Understand, please, that I am not talking here about a civil religion. We cannot speak of Americans as being the people of God. The people of God are those who claim God’s Son all across this planet. But I submit that the responsibility for leading America to become what God intends it to be belongs to those people who belong to Him. For just as God promised to save the city of Sodom if there were those in the city who looked to Him as God, so I believe He makes the same promise to America. If we need great leaders who depend upon the Lord as their only security, if we need resolutions passed that translate the policies of our faith into practical application, if we need to shore up our virtue and righteousness as a nation, these things will happen because there is at the core of this nation a fellowship of people whose God is the Lord.
Put as simply as I know how, I believe that God is calling us to make His dream for humanity come true. If we choose to help Him fulfill that dream, then I believe that the whole world will be blessed. If we, as Christians in America, can remember God’s Dream and obey God’s commands at whatsoever the cost, then this can be a nation of destiny. For here in America, we have the people, the wisdom, the skill, the wealth, the resources and the ingenuity to lead the world into a new and bright tomorrow—a tomorrow in which the hopes and dreams of the human heart can be achieved; a tomorrow in which there can be life, liberty, and the pursuit of happiness available to all people of every race and creed, of every social standing and economic class. And that is precisely what God wants for all His creatures. Oh yes, a nation living in obedience under God could win the world to God. I say with Tennyson: “Come, my friends, ’tis not too late to seek a newer world.”

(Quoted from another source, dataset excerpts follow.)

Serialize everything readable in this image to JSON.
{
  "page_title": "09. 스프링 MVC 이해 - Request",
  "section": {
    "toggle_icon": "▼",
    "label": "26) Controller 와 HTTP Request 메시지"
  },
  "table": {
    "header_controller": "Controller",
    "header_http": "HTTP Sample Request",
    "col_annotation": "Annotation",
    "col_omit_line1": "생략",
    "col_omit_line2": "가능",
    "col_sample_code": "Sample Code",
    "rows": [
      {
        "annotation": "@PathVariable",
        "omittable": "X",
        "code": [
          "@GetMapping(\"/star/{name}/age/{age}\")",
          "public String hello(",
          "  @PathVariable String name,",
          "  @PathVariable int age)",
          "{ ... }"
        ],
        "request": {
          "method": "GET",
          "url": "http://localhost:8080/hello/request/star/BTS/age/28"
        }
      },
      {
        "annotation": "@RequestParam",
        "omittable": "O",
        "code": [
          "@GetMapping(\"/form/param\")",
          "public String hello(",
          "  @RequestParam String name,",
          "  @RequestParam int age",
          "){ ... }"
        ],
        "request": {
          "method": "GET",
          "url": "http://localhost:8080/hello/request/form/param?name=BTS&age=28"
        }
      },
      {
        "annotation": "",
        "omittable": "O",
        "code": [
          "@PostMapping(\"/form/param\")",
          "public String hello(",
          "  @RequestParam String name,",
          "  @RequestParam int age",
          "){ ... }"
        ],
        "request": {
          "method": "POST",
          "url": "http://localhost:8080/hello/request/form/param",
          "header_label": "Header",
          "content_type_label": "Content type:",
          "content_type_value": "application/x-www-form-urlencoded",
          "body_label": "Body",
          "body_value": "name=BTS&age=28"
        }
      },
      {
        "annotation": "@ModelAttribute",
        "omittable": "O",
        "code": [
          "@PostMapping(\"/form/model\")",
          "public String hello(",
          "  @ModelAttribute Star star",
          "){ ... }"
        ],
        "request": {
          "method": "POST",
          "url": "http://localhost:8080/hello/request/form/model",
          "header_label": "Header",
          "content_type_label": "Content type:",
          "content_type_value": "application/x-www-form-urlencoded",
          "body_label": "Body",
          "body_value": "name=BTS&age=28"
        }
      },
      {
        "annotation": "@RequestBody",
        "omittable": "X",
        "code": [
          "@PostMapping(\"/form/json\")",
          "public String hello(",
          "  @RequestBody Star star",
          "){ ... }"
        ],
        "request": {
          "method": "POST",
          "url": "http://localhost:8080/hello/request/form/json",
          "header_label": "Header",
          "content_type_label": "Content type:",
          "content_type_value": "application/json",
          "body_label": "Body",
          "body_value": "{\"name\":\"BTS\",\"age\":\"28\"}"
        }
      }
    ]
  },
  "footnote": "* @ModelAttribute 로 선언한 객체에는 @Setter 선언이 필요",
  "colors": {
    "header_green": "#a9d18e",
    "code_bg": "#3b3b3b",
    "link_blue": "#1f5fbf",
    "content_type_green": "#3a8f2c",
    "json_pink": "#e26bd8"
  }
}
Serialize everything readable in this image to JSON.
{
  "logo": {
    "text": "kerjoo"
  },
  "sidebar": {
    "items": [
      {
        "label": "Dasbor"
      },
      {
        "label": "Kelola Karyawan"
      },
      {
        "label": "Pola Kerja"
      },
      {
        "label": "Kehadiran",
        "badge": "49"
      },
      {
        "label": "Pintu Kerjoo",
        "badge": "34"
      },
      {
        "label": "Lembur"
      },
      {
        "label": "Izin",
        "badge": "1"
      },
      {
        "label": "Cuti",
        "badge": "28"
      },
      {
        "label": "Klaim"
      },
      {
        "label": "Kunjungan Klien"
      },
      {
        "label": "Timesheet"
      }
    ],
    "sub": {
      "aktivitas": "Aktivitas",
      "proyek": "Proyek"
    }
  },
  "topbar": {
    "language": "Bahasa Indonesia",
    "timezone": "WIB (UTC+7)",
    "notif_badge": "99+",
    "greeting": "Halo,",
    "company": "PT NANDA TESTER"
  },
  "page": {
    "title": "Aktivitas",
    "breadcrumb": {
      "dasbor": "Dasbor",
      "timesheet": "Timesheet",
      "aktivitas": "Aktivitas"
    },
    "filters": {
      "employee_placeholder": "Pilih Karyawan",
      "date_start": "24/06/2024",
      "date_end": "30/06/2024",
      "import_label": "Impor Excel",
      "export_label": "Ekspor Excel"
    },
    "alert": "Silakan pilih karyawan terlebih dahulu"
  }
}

I love America. I believe in the Dream which is hers. I believe in her democratic form of government. I believe in her constitutional ideals. I believe in her system of justice. I believe in her people. I share her dream of unity and freedom and virtue. I shall live by her ideals and I shall die by them as well. But above all else, I believe in her God! Our country has its faults, and we must work to correct them. It has its wrongs, and we must right them. And that can be done if we remember that God is calling us as Christian in this great land to help His Dream for humanity live, that He is calling us to make that dream come true.
That’s all I know to say, except to share with you a story told by Wallace Hamilton. It seems that a man took his little girl to see the Statue of Liberty. The little girl was awed by the sight and size of that magnificent bronze lady. She looked in wonder at the great arm holding up the torch. She listened attentively as her father told her that the torch was the symbol of the American Dream—the symbol of unity and freedom and virtue for all people everywhere, whatever their color, whatever their circumstance, whatever their language, whatever their failings. That night, the little girl was restless. She just couldn’t sleep. Her father went to her room and said: “What’s the matter, Princess?” She replied: “Daddy, I keep thinking about that lady with the lamp. Don’t you think somebody ought to help her hold it up?
I ask you here today: “Don’t you think we ought to be the ones to help her hold it up?